VIDEO/ Strage di Capodanno in Svizzera, 47 morti per l’incendio in un locale: cosa è successo


Ancora provvisorio il bilancio di 47 vittime per l’incendio scoppiato in Svizzera, a Crans-Montana, in un locale nel quale si stava tenendo una festa di Capodanno.

Svizzera, incendio in un locale a Capodanno: italiani tra le vittime

Quella che doveva essere una notte di festa, luci e musica si è trasformata in una tragedia senza precedenti. A Crans-Montana, rinomata località sciistica del Vallese svizzero, il Capodanno 2026 è stato segnato da un incendio devastante scoppiato all’interno di un locale affollatissimo durante i festeggiamenti per l’arrivo del nuovo anno. Un evento che ha sconvolto l’Europa e lasciato dietro di sé un bilancio drammatico di morti, feriti e dispersi.

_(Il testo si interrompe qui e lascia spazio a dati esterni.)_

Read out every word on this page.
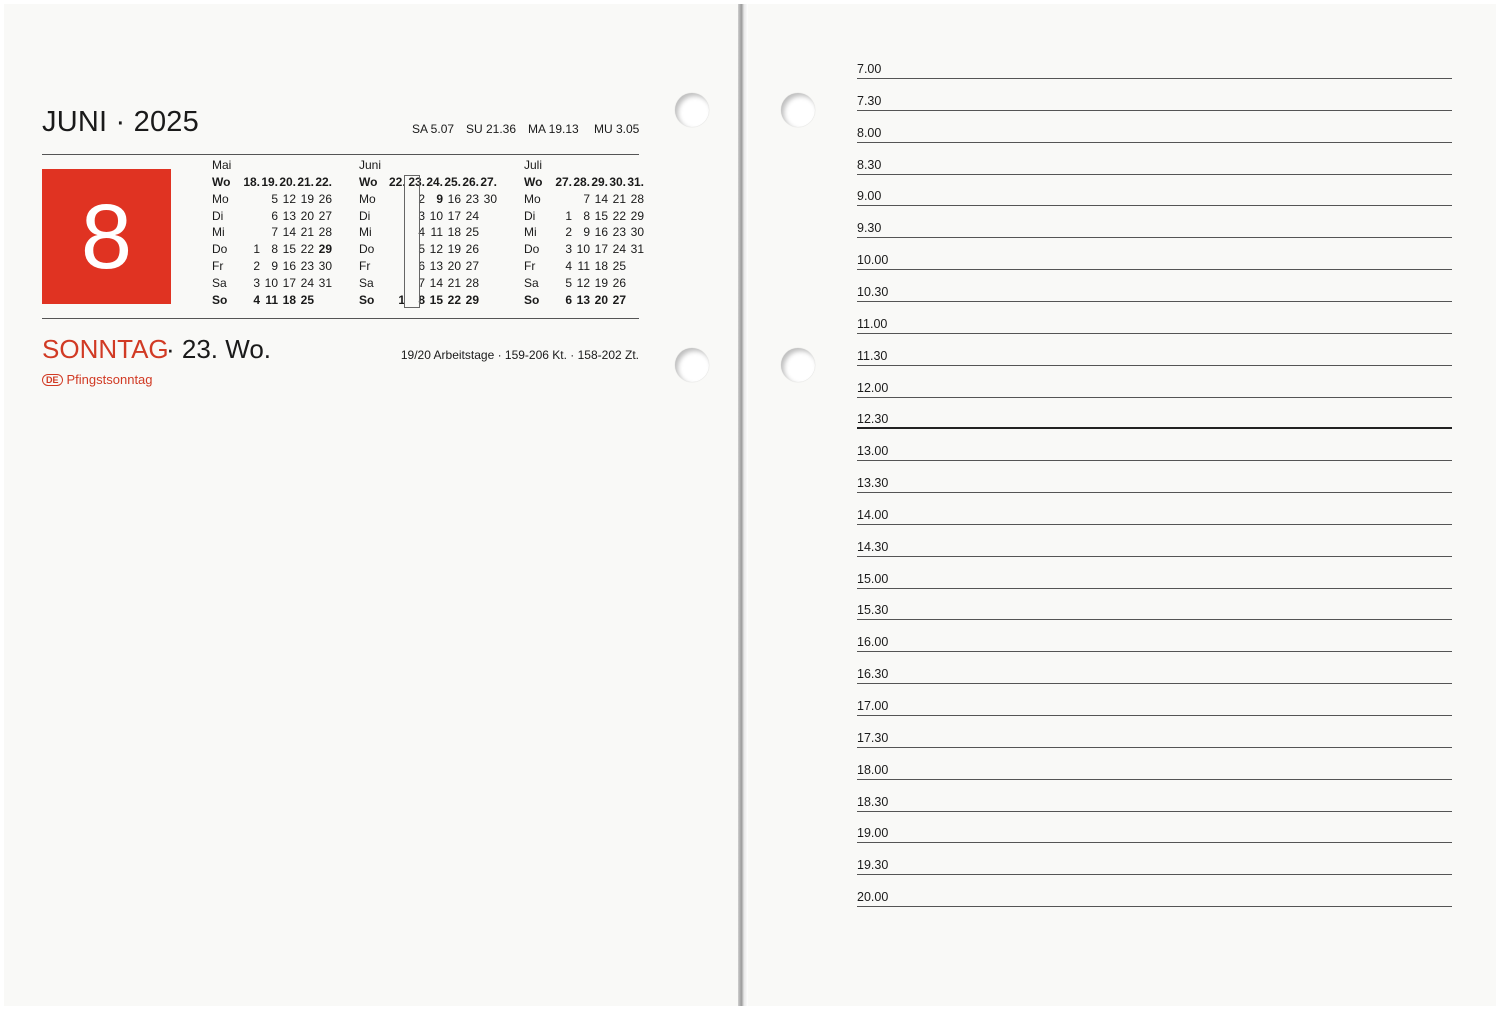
JUNI · 2025	SA 5.07 SU 21.36 MA 19.13 MU 3.05
8
Mai
Wo	18. 19. 20. 21. 22.
Mo	5 12 19 26
Di	6 13 20 27
Mi	7 14 21 28
Do	1 8 15 22 29
Fr	2 9 16 23 30
Sa	3 10 17 24 31
So	4 11 18 25
Juni
Wo 22. 23. 24. 25. 26. 27.
Mo	2 9 16 23 30
Di	3 10 17 24
Mi	4 11 18 25
Do	5 12 19 26
Fr	6 13 20 27
Sa	7 14 21 28
So	1	8 15 22 29
Juli
Wo	27. 28. 29. 30. 31.
Mo	7 14 21 28
Di	1 8 15 22 29
Mi	2 9 16 23 30
Do	3 10 17 24 31
Fr	4 11 18 25
Sa	5 12 19 26
So	6 13 20 27
SONNTAG
· 23. Wo.	19/20 Arbeitstage · 159-206 Kt. · 158-202 Zt.
DE Pfingstsonntag
7.00
7.30
8.00
8.30
9.00
9.30
10.00
10.30
11.00
11.30
12.00
12.30
13.00
13.30
14.00
14.30
15.00
15.30
16.00
16.30
17.00
17.30
18.00
18.30
19.00
19.30
20.00
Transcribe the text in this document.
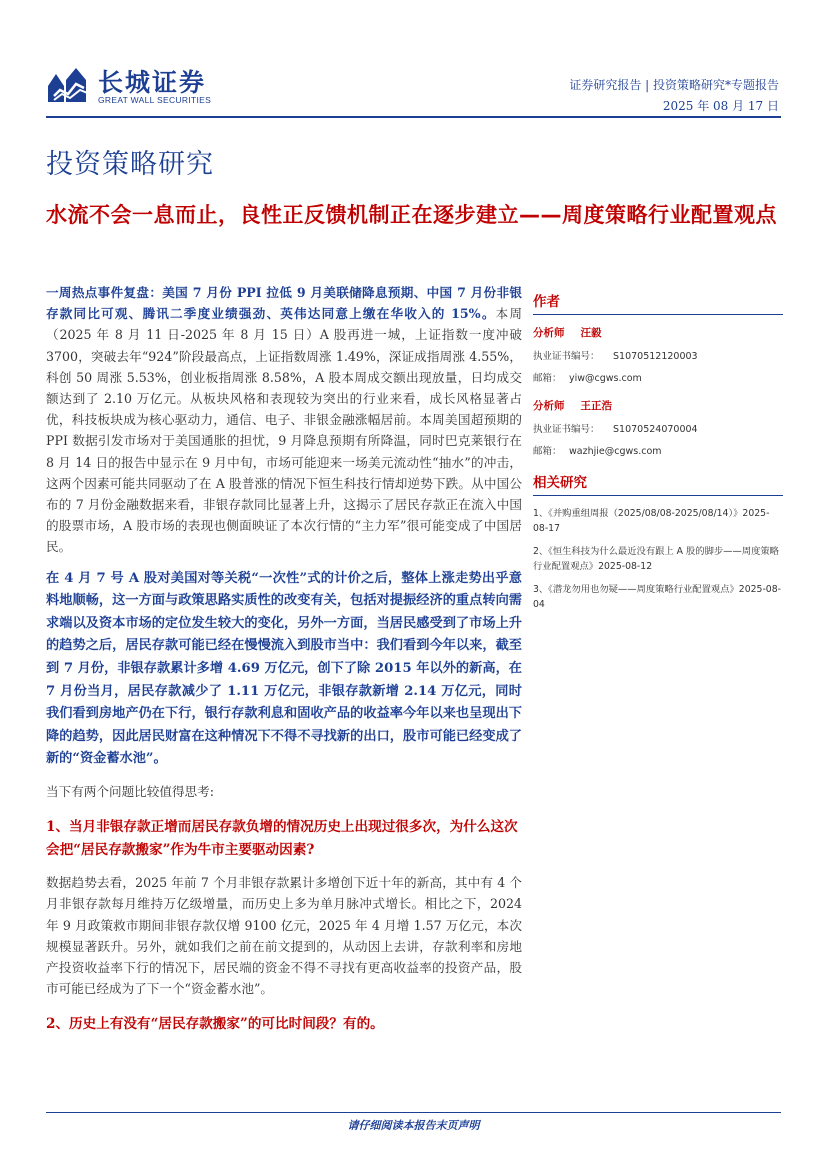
长城证券
GREAT WALL SECURITIES
证券研究报告 | 投资策略研究*专题报告
2025 年 08 月 17 日
投资策略研究
水流不会一息而止，良性正反馈机制正在逐步建立——周度策略行业配置观点

一周热点事件复盘：美国 7 月份 PPI 拉低 9 月美联储降息预期、中国 7 月份非银存款同比可观、腾讯二季度业绩强劲、英伟达同意上缴在华收入的 15%。本周（2025 年 8 月 11 日-2025 年 8 月 15 日）A 股再进一城，上证指数一度冲破 3700，突破去年“924”阶段最高点，上证指数周涨 1.49%，深证成指周涨 4.55%，科创 50 周涨 5.53%，创业板指周涨 8.58%，A 股本周成交额出现放量，日均成交额达到了 2.10 万亿元。从板块风格和表现较为突出的行业来看，成长风格显著占优，科技板块成为核心驱动力，通信、电子、非银金融涨幅居前。本周美国超预期的 PPI 数据引发市场对于美国通胀的担忧，9 月降息预期有所降温，同时巴克莱银行在 8 月 14 日的报告中显示在 9 月中旬，市场可能迎来一场美元流动性“抽水”的冲击，这两个因素可能共同驱动了在 A 股普涨的情况下恒生科技行情却逆势下跌。从中国公布的 7 月份金融数据来看，非银存款同比显著上升，这揭示了居民存款正在流入中国的股票市场，A 股市场的表现也侧面映证了本次行情的“主力军”很可能变成了中国居民。

在 4 月 7 号 A 股对美国对等关税“一次性”式的计价之后，整体上涨走势出乎意料地顺畅，这一方面与政策思路实质性的改变有关，包括对提振经济的重点转向需求端以及资本市场的定位发生较大的变化，另外一方面，当居民感受到了市场上升的趋势之后，居民存款可能已经在慢慢流入到股市当中：我们看到今年以来，截至到 7 月份，非银存款累计多增 4.69 万亿元，创下了除 2015 年以外的新高，在 7 月份当月，居民存款减少了 1.11 万亿元，非银存款新增 2.14 万亿元，同时我们看到房地产仍在下行，银行存款利息和固收产品的收益率今年以来也呈现出下降的趋势，因此居民财富在这种情况下不得不寻找新的出口，股市可能已经变成了新的“资金蓄水池”。

当下有两个问题比较值得思考:

1、当月非银存款正增而居民存款负增的情况历史上出现过很多次，为什么这次会把“居民存款搬家”作为牛市主要驱动因素?

数据趋势去看，2025 年前 7 个月非银存款累计多增创下近十年的新高，其中有 4 个月非银存款每月维持万亿级增量，而历史上多为单月脉冲式增长。相比之下，2024 年 9 月政策救市期间非银存款仅增 9100 亿元，2025 年 4 月增 1.57 万亿元，本次规模显著跃升。另外，就如我们之前在前文提到的，从动因上去讲，存款利率和房地产投资收益率下行的情况下，居民端的资金不得不寻找有更高收益率的投资产品，股市可能已经成为了下一个“资金蓄水池”。

2、历史上有没有“居民存款搬家”的可比时间段？有的。

作者
分析师 汪毅
执业证书编号： S1070512120003
邮箱： yiw@cgws.com
分析师 王正浩
执业证书编号： S1070524070004
邮箱： wazhjie@cgws.com
相关研究
1、《并购重组周报（2025/08/08-2025/08/14）》2025-08-17
2、《恒生科技为什么最近没有跟上 A 股的脚步——周度策略行业配置观点》2025-08-12
3、《潜龙勿用也勿疑——周度策略行业配置观点》2025-08-04
请仔细阅读本报告末页声明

Il rogo è divampato poco dopo l’una di notte, mentre centinaia di giovani, molti dei quali turisti stranieri, erano riuniti per la festa. Le fiamme si sarebbero propagate in pochi istanti, trasformando il locale in una trappola.

Testimonianze e prime ricostruzioni parlano di una rapidissima diffusione del fuoco, innescato probabilmente dalle scintille di una candela che potrebbe aver colpito dei pannelli fonoassorbenti, favorita da materiali altamente infiammabili e da un ambiente chiuso e sovraffollato, che ha reso difficili le vie di fuga.

Bilancio gravissimo, molti italiani feriti o dispersi: c’è una vittima 17enne

Il bilancio provvisorio è pesantissimo: almeno 47 morti e oltre 110 feriti, molti dei quali in gravi condizioni per ustioni e intossicazione da fumo. Diverse persone risultano ancora disperse e tra le vittime e i feriti figurano anche numerosi cittadini italiani.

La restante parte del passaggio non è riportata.